Excess reserves and o/n RRP balances won’t be enough.

And so the Fed’s balance sheet might expand again before it contracts via QT – and not just because of the swap lines. The FIMA repo facility is also there to turn collateral into dollars – anonymously, away from the prying eye of dealers, if a central bank becomes a friendly correspondent for a sanctioned central bank turning gold into cash. That, or an unforeseen call on unwanted reserves in the o/n RRP facility as the correspondents flood the repo market with collateral…

…before QT even began.


Eoin Treacy's view

Here is a link to the full report.

Jay Powell warned about unintended consequences from sanctions during his Testimony before Congress today. His comments focused on the difficulty of tackling inflation when there are supply issues pushing prices up. He was also rather testy at the charge the Fed contributed to inflation by funding massive fiscal stimulus. His response was that demand is excessively high because of consumer activity in response to the pandemic. The Fed has repeatedly skipped over the question where did people get the money to fund the demand?
The spike in repo rates in September 2019 was a clear signal Fed tightening was at risk of breaking the money markets. They were forced to inject $75 billion on three successive days to bring the rate back down. That action also helped to ensure the Fed was already biased towards easing when the pandemic hit less than six months later.

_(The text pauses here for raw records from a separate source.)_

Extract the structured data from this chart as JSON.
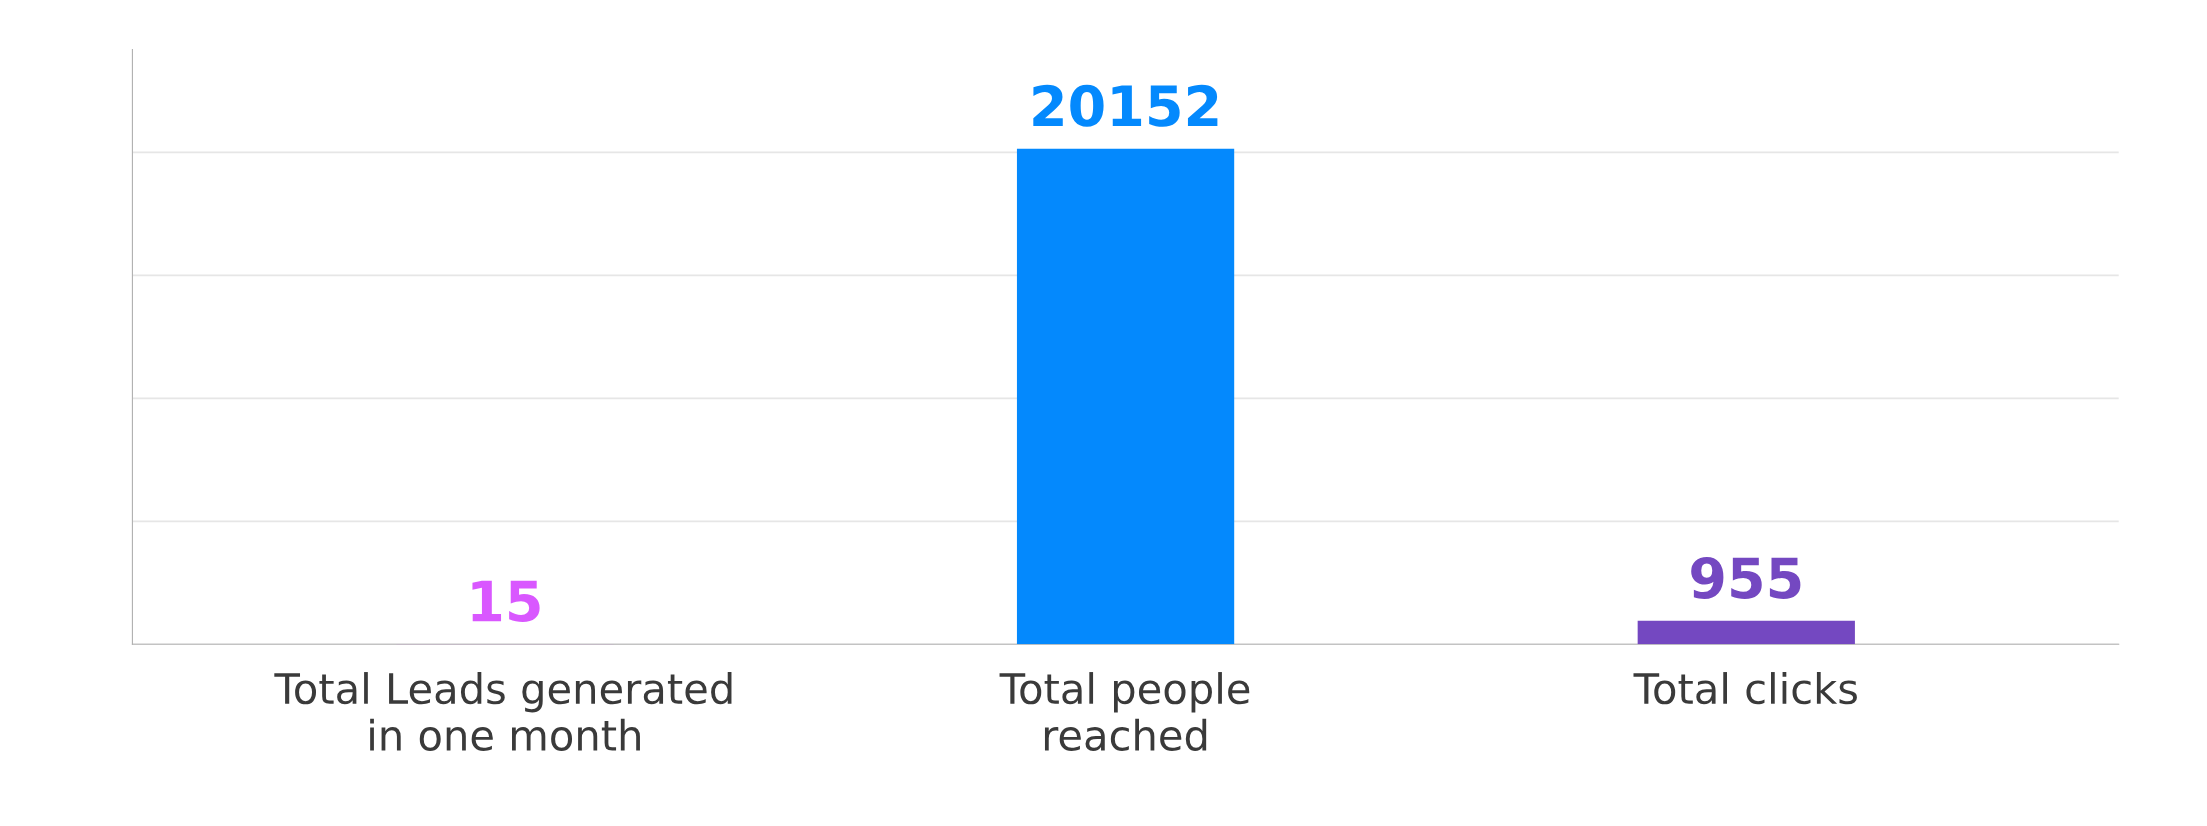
{
  "chart_data": {
    "type": "bar",
    "categories": [
      "Total Leads generated\nin one month",
      "Total people\nreached",
      "Total clicks"
    ],
    "values": [
      15,
      20152,
      955
    ],
    "colors": [
      "#d957ff",
      "#0489fd",
      "#7448c1"
    ],
    "data_labels": true,
    "grid": "y",
    "tick_labels": "x"
  }
}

At present there is no pressure evident in overnight repo rates. It is much more likely that sanctions imposed on Russia will have a much more immediate effect on countries reliant on its exports. That is particularly relevant for much of the Middle East and Africa who import wheat from Russia and Ukraine.

Of course, there are also going to be some pressures on funds holding Russian government bonds who are going to have a hard time collecting coupons or principle.   

High yield spreads are climbing steadily which suggests funding pressures are percolating through the corporate bond market. The spread is still only at 390 basis points but the uptrend suggests it will likely climb towards troublesome territory, above 500 basis points, before long. The peak in late 2018 coincided with the low Wall Street and so did the much higher peak in March of 2020.

Jay Powell is talking confidently about achieving a soft landing. That implies slower growth and a slow and steady removal of accommodation. There is clear potential the newly admitted to standing repo facility, which is an unlimited liability on the Fed balance sheet, could result in the balance sheet expanding rather than contracting as they pursue a soft landing. Stocks responded favourably to that news and rebounded today to unwind yesterday’s decline.  

The rather extraordinary volatility in the government bond markets with a steep decline following yesterday’s surge suggests the Fed’s vision of a soft landing is not going to be anywhere near as easy to achieve as they might wish. 

Bitcoin rallied in February to break the three-month sequence of lower rally highs. It then posted a higher reaction low on February 24th. The price is now pausing in the region of the February peak again. As a liquidity dependent asset, it should perform reasonably well as the likelihood of aggressive tightening recedes. A sustained move below the $34,000 level would be required to question recovery potential.